Since 2006, Forster has lectured nationally and internationally on architecture, education and sustainability to audiences as large as 10,000 and as small as a fifth grade class in Northern New Jersey. Forster was the keynote speaker at the AVEVA International Symposium for Engineering Information Technology (ISEIT) in 2006, delivered executive seminars at The Studley Commercial Real Estate Going Green Conference, and hosted the American Council of Engineering Companies' awards gala in 2007. In that year he also became a spokesperson for Discovery Education, acting as their engineering and architecture expert and promoting STEM education at events around the country and the world.
He was the keynote speaker at the 2008 Solid Works World Expo, the largest 3-D conference in the world.

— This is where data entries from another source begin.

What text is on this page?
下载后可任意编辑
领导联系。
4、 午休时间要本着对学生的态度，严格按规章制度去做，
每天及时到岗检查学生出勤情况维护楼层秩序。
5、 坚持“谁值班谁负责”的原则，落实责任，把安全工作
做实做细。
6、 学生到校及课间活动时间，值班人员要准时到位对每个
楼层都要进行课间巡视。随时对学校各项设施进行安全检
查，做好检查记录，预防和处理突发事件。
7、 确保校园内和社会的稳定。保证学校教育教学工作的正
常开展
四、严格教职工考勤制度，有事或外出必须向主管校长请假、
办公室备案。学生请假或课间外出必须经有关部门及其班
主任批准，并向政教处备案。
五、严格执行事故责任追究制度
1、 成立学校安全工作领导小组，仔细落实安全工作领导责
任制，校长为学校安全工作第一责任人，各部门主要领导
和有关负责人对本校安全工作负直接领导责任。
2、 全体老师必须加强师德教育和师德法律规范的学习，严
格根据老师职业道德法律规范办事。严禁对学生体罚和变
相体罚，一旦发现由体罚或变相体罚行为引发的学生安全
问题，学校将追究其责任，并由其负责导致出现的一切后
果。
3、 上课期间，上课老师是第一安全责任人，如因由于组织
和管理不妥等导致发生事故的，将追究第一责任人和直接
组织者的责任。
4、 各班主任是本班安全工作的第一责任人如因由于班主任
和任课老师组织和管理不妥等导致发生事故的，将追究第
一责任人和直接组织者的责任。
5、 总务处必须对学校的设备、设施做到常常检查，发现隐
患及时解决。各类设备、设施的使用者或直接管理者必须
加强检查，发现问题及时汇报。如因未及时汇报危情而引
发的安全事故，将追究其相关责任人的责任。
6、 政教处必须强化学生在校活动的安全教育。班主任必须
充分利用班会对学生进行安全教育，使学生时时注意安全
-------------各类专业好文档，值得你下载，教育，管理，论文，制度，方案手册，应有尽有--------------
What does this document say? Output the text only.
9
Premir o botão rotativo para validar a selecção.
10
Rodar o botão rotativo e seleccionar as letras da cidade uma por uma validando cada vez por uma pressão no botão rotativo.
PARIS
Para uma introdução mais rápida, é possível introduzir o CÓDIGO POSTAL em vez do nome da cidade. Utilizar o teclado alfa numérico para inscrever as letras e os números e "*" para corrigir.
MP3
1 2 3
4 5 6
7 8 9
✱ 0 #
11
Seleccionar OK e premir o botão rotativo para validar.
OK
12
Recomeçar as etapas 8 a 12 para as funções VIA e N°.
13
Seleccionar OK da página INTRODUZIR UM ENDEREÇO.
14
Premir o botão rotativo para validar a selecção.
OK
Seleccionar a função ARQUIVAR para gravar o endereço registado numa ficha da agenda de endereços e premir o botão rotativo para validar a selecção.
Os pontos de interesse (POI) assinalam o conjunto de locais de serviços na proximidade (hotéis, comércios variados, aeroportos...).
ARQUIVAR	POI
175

He also keynoted Construct 2008, an architecture/engineering conference, and spoke at the Copenmind conference in Copenhagen, and delivered the 2008 commencement address for the Dwight-Englewood School in New Jersey. In 2011 and 2012, Forster hosted the Edison Awards, which honors “top innovators around the world.”
In 2013, Forster spoke at the Global Minds conference in Yekaterinburg, Russia, on behalf of Russian bid to host the EXPO 2020. In 2014, Forster delivered a TED talk in Traverse City, Michigan, “Looking vs. Reading: Filmmaking Architecture” and spoke at the 34th annual Future of Education Technology Conference. He was host as well as speaker for Chicago Ideas Week in 2013 (“Creative Process: A Method to the Madness”) and 2014 (“Creative Process: The Impulsive, Calculated, Evolving, Joyful, Maddening Journey from Idea to Reality”).